Danielle Partis
News Editor
Friday 29th April 2022
Today sees the release of Nintendo Switch Sports, a spiritual successor to the successful Wii Sports title that launched with the titular console 16 years ago.
Wii Sports was bundled in with the console in all territories outside of Japan, and as a result sold a mammoth 89.2 million copies, making it the best-selling single-platform game of all time. As such, a reboot of the game for the Nintendo Switch -- now Nintendo's best-selling console -- was much anticipated.

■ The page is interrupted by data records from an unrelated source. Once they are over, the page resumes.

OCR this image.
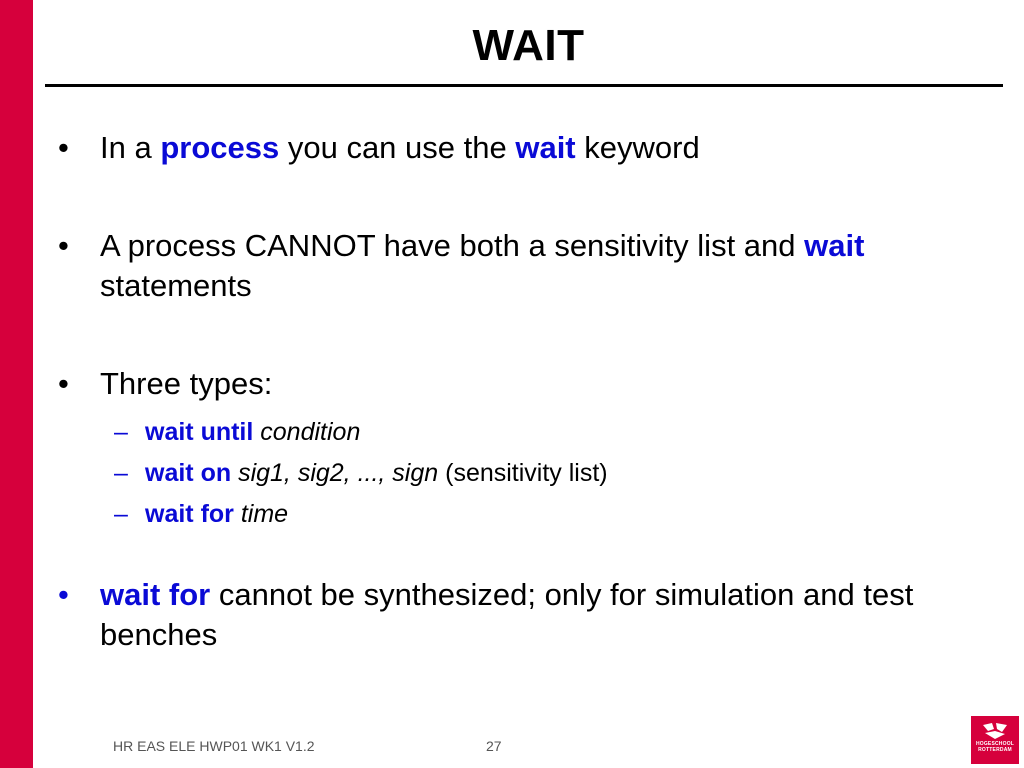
WAIT
• In a process you can use the wait keyword
• A process CANNOT have both a sensitivity list and wait statements
• Three types:
– wait until condition
– wait on sig1, sig2, ..., sign (sensitivity list)
– wait for time
• wait for cannot be synthesized; only for simulation and test benches
HR EAS ELE HWP01 WK1 V1.2	27	HOGESCHOOL
ROTTERDAM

Similar to Wii Sports, Nintendo Switch Sports offers players an array of popular games to play, including returning activities tennis and bowling, alongside new options including soccer, badminton, volleyball and chanbara (though chanbara appeared in the 2009 sequel Wii Sports Resort). Golf, another game from Wii Sports, is also scheduled to drop as free DLC later this year.
As of writing, the game has a score of 75% on Metacritic based on 33 reviews, one point less than the original Wii Sports title. It's worth noting that some reviewers have opted for a more condensed review without a score, as some of the game's online modes were unavailable prior to its public launch.
Nintendo Sports relies on the core ideals brought forward with the inception of the Wii -- the magic of motion control to play something. This is something Keza MacDonald touched on in a 4/5 star review for The Guardian, writing: "Wii Sports sparked a brief obsession with motion-control video games in the late '00s that has since died out again, but now that we've all had a break from flinging our limbs around in front of a console, I'm glad it's back again."